Disbelieving this Kafakaesque turn of events, McWilliams wrote a letter to the president
of Lexus America, James Press, explaining the situation. Nancy Tippett, Customer
Service Manager of Lexus Financial Services, responded for Mr. Press:
Lexus Financial Services has had an opportunity to carefully review your concerns
regarding the seizure of you vehicle by the Drug Enforcement Administration. While
LFS empathizes with your situation, LFS cannot agree to reinstate your lease account.
Pursuant to paragraph 20 of your lease, subjecting the vehicle to seizure or impound
for any reason is a default under your contract.

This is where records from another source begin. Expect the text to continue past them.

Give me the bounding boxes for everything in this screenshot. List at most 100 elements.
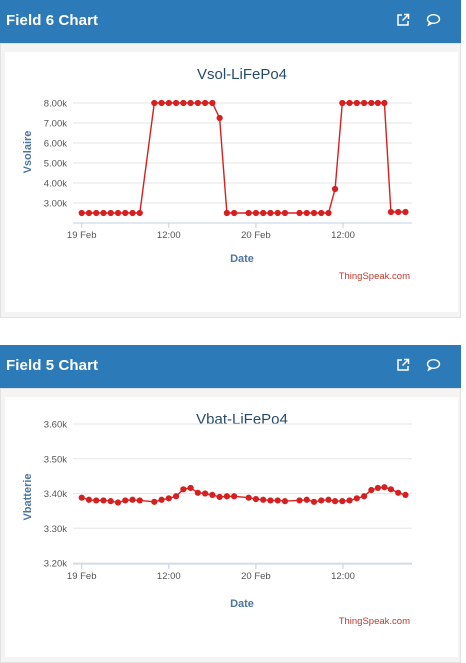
panel-header: Field 6 Chart <box>0 0 461 43</box>
data-point <box>339 498 346 505</box>
data-point <box>100 497 107 504</box>
data-point <box>353 99 360 107</box>
data-point <box>209 491 216 498</box>
data-point <box>165 495 172 502</box>
data-point <box>136 209 143 217</box>
data-point <box>303 209 310 217</box>
y-tick-label: 7.00k <box>44 119 67 130</box>
data-point <box>318 497 325 504</box>
data-point <box>374 99 381 107</box>
data-point <box>260 209 267 217</box>
data-point <box>402 491 409 498</box>
data-point <box>395 208 402 216</box>
field-6-panel: Field 6 Chart Vsol-LiFePo4 Vsolaire Date… <box>0 0 462 318</box>
grid <box>73 423 412 564</box>
x-tick-label: 19 Feb <box>67 571 97 582</box>
data-point <box>296 209 303 217</box>
data-point <box>296 497 303 504</box>
chart-credit[interactable]: ThingSpeak.com <box>339 616 410 627</box>
data-point <box>368 99 375 107</box>
x-axis-label: Date <box>230 598 254 610</box>
data-point <box>129 496 136 503</box>
chart-title: Vsol-LiFePo4 <box>197 66 287 83</box>
data-point <box>252 495 260 503</box>
y-tick-label: 3.00k <box>44 199 67 210</box>
data-point <box>381 484 388 491</box>
chart-vbat: Vbat-LiFePo4 Vbatterie Date ThingSpeak.c… <box>22 411 412 627</box>
chart-credit[interactable]: ThingSpeak.com <box>339 271 410 282</box>
data-point <box>93 497 100 504</box>
data-point <box>245 209 252 217</box>
data-point <box>100 209 107 217</box>
data-point <box>187 484 194 492</box>
data-point <box>381 99 388 107</box>
data-point <box>194 99 201 107</box>
data-point <box>402 208 409 216</box>
y-tick-label: 3.20k <box>44 559 67 570</box>
panel-header: Field 5 Chart <box>0 345 461 388</box>
chart-card: Vsol-LiFePo4 Vsolaire Date ThingSpeak.co… <box>5 52 458 312</box>
data-point <box>122 497 129 504</box>
data-point <box>223 209 230 217</box>
y-tick-label: 8.00k <box>44 99 67 110</box>
data-point <box>339 99 346 107</box>
data-point <box>387 208 395 216</box>
data-point <box>165 99 172 107</box>
data-point <box>310 209 318 217</box>
data-point <box>331 498 339 505</box>
y-tick-label: 4.00k <box>44 179 67 190</box>
data-point <box>325 496 332 503</box>
panel-body: Vsol-LiFePo4 Vsolaire Date ThingSpeak.co… <box>0 43 461 318</box>
data-point <box>180 99 187 107</box>
data-point <box>353 495 360 502</box>
data-point <box>151 498 158 505</box>
data-point <box>281 498 289 505</box>
panel-body: Vbat-LiFePo4 Vbatterie Date ThingSpeak.c… <box>0 388 461 663</box>
field-5-panel: Field 5 Chart Vbat-LiFePo4 Vbatterie Dat… <box>0 345 462 663</box>
data-point <box>310 498 318 505</box>
data-point <box>231 493 238 500</box>
data-point <box>93 209 100 217</box>
data-point <box>360 99 368 107</box>
chart-title: Vbat-LiFePo4 <box>196 411 288 428</box>
y-tick-label: 3.50k <box>44 454 67 465</box>
data-point <box>223 493 230 500</box>
data-point <box>274 209 281 217</box>
data-point <box>346 497 353 504</box>
data-point <box>78 494 85 501</box>
x-tick-label: 12:00 <box>331 571 355 582</box>
data-point <box>231 209 238 217</box>
x-tick-label: 20 Feb <box>241 230 271 241</box>
data-point <box>180 486 187 493</box>
comment-icon[interactable] <box>426 13 441 27</box>
data-point <box>85 209 93 217</box>
y-tick-label: 5.00k <box>44 159 67 170</box>
data-point <box>187 99 194 107</box>
data-point <box>368 486 375 494</box>
x-tick-label: 19 Feb <box>67 230 97 241</box>
external-link-icon[interactable] <box>396 358 410 372</box>
data-point <box>281 209 289 217</box>
data-point <box>346 99 353 107</box>
data-point <box>216 114 223 122</box>
series-line <box>81 102 406 214</box>
y-tick-label: 3.40k <box>44 489 67 500</box>
y-tick-label: 3.60k <box>44 420 67 431</box>
chart-vsol: Vsol-LiFePo4 Vsolaire Date ThingSpeak.co… <box>22 66 412 282</box>
data-point <box>151 99 158 107</box>
data-point <box>172 493 180 500</box>
data-point <box>360 493 368 500</box>
external-link-icon[interactable] <box>396 13 410 27</box>
data-point <box>387 486 395 493</box>
x-axis-label: Date <box>230 253 254 265</box>
data-point <box>318 209 325 217</box>
data-point <box>129 209 136 217</box>
data-point <box>194 489 201 496</box>
data-point <box>114 209 122 217</box>
data-point <box>245 494 252 501</box>
data-point <box>216 493 223 501</box>
y-tick-label: 6.00k <box>44 139 67 150</box>
comment-icon[interactable] <box>426 358 441 372</box>
data-point <box>158 496 165 503</box>
x-tick-label: 12:00 <box>331 230 355 241</box>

On further investigation, McWilliams discovered that this is a routine harassment
technique of the DEA. "Although few consumers know it, almost every car or truck
lease has a clause saying that if the DEA impounds your car for any reason, even
for an hour, the lease is cancelled, and it all goes on your credit report." said
McWilliams. "This can begin a domino effect in people's lives—loss of transportation,
loss of credit, loss of housing—that leaves some people destitute. All this without
a search warrant, without a charge, without even an explanation. It's frightening
the power the DEA has to be judge, jury, and executioner of anyone it finds inconvenient."
McWilliams has been "inconvenient" to the DEA since the 1993 publication of his Ain't
Nobody's Business If You Do: The Absurdity of Consensual Crimes in Our Free Country
a book sharply critical of the War on Drugs and praised by Milton Freidman, Hugh
Downs, Archbishop Tutu, and Sting. McWilliams founded the Medical Marijuana Magazine
Online in March 1997.
McWilliams also recently learned the DEA has called in an IRS Special Agent to investigate
McWilliams and his publishing company, Prelude Press, Inc. "First the DEA, then the
IRS, now LEXUS," said McWilliams. "What's next?"

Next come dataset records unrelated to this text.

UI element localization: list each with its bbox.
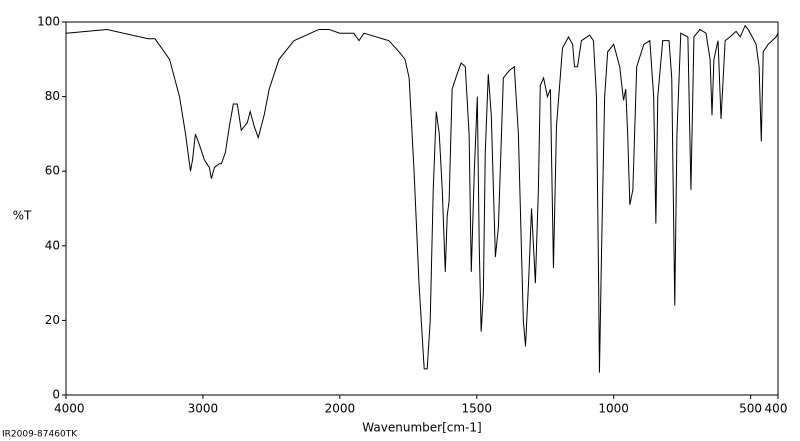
y-tick-label: 20: [45, 313, 60, 327]
y-tick-label: 40: [45, 238, 60, 252]
spectrum-line: [65, 24, 779, 373]
x-tick-label: 2000: [325, 402, 356, 416]
x-tick-label: 1500: [461, 402, 492, 416]
x-axis-label: Wavenumber[cm-1]: [362, 421, 481, 435]
x-tick-label: 400: [765, 402, 788, 416]
y-tick-label: 60: [45, 164, 60, 178]
footer: IR2009-87460TK: [2, 430, 78, 440]
x-tick-label: 500: [739, 402, 762, 416]
x-tick-label: 4000: [54, 402, 85, 416]
y-tick-label: 0: [52, 388, 60, 402]
y-tick-label: 80: [45, 89, 60, 103]
plot-frame: [65, 21, 779, 396]
y-tick-label: 100: [37, 15, 60, 29]
y-axis-label: %T: [13, 209, 32, 223]
x-tick-label: 3000: [188, 402, 219, 416]
x-tick-label: 1000: [598, 402, 629, 416]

The DEA December 1997 seizure of the computer containing McWilliams' latest book
has been widely denounced by freedom-of-speech and freedom-of-the-press advocates,
from the ACLU to William F. Buckley, Jr. Mr. Buckley, who remarked the seizure was
"the equivalent of entering the New York Times and walking away with the printing
machinery, " wrote in his January 6, 1998, syndicated column:
There is the federal war on drugs, with General Barry McCaffrey up there like George
S. Patton defying all obstacles to pressing his war. The difference is that Patton
succeeded and McCaffrey is not succeeding and never will. Anthony Lewis of the New
York Times reminds us that in 1980 the Feds spent $4 billion on the drug war, now
$32 billion and the number of people in jail on drug charges went up by the same
multiple of eight: from 50,000 to 400,000. How to proceed?
Not, one hopes, with more dawn break-ins and removal of computers. Peter McWilliams
reports an ironic turn. For his illness he smokes every day. But after you do that
for a few weeks you cease to get a high. Marijuana becomes just something that stops
nausea, eases pain, reduces interocular pressure, relaxes muscles, and takes the
"bottom" out of a depression. So where do we go from here? To jail?